Zwar wurde dieses Motiv von zahlreichen Medien übernommen. Am 2. Mai kam die überragende Botschaft jedoch aus den USA. Gegen die Ansprache Obamas über den Tod bin Ladens kann die Botschaft der Energiewende nicht genügend Aufmerksamkeit auf sich ziehen. Um Glaubwürdigkeit in der neuen Atom- und Energiepolitik zurückzugewinnen, muss Merkel weiter politisch kämpfen.
Update: am 6. Mai veröffentlicht Arun Chaudhary, der offizielle "White House Videographer" seinen Video-Podcast, in dem kurz zu sehen ist, wie die Ansprache Obamas aufgenommen wurde. Im Vordergrund ist Pete Souza zu sehen.

Jesco Denzel
Update 15.07.13: Das Helikopter-Bild ist offenbar von offiziellen Fotografen der Bundesregierung. Ein anderer ist Jesco Denzel, der seit drei Jahren bei der Bundesbildstelle ist. Er hatte erst Politikwissenschaften studiert, bevor er merkte, "dass er mit seinen Fotos auch Geld verdienen kann" (Quelle).  
Zum Thema Helikopterbilder erklärt Medienwissenschaftler Andreas Dörner, warum der Helikopter der neue Feldherrenhügel ist.
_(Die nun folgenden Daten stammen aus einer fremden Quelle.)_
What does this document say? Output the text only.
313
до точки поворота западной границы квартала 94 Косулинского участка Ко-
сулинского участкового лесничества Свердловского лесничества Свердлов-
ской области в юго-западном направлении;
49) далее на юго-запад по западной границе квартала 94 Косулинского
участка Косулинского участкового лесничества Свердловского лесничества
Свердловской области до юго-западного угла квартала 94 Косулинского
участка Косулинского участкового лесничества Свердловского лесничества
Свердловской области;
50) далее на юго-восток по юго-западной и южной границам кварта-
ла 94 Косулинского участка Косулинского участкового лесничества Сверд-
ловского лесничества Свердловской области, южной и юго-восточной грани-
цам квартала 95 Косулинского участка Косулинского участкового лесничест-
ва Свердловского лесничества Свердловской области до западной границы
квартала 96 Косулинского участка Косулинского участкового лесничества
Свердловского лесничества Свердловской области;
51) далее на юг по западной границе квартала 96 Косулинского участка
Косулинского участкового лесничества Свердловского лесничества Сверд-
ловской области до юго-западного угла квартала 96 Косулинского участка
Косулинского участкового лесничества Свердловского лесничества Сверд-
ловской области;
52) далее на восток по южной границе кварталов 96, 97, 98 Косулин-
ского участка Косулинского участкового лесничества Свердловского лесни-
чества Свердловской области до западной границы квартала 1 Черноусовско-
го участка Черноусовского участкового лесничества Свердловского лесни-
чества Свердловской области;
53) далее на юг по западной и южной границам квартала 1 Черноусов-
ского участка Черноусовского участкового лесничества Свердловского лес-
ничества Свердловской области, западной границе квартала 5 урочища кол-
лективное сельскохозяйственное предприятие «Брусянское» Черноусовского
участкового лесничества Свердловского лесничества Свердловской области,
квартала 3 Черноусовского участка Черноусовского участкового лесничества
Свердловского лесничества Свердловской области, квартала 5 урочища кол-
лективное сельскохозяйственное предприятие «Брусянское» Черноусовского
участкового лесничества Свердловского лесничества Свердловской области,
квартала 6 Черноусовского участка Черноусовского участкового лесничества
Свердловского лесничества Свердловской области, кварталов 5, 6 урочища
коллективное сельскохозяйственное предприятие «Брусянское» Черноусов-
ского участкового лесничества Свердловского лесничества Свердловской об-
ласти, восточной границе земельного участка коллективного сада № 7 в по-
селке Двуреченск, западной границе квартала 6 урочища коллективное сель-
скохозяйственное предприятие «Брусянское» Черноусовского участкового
Folglich wird mit der Oderflut Merkel wieder im Helikopter gezeigt - offenbar ein beliebtes Motiv bei Steffen Kugler. Am Am 5. Juni 2013 kommt der Stern-Redakteur Carsten Heidböhmer auf die Idee, das Motiv mit Bushs Katrina-Bild und der Historienmalerei zu vergleichen. Er bemerkt: "Merkel trägt ein rotes Jackett, also die traditionelle Herrschaftsfarbe."
Merkel fliegt im Hubschrauber über die Hochwassergebiete zwischen Dresden und Pirna.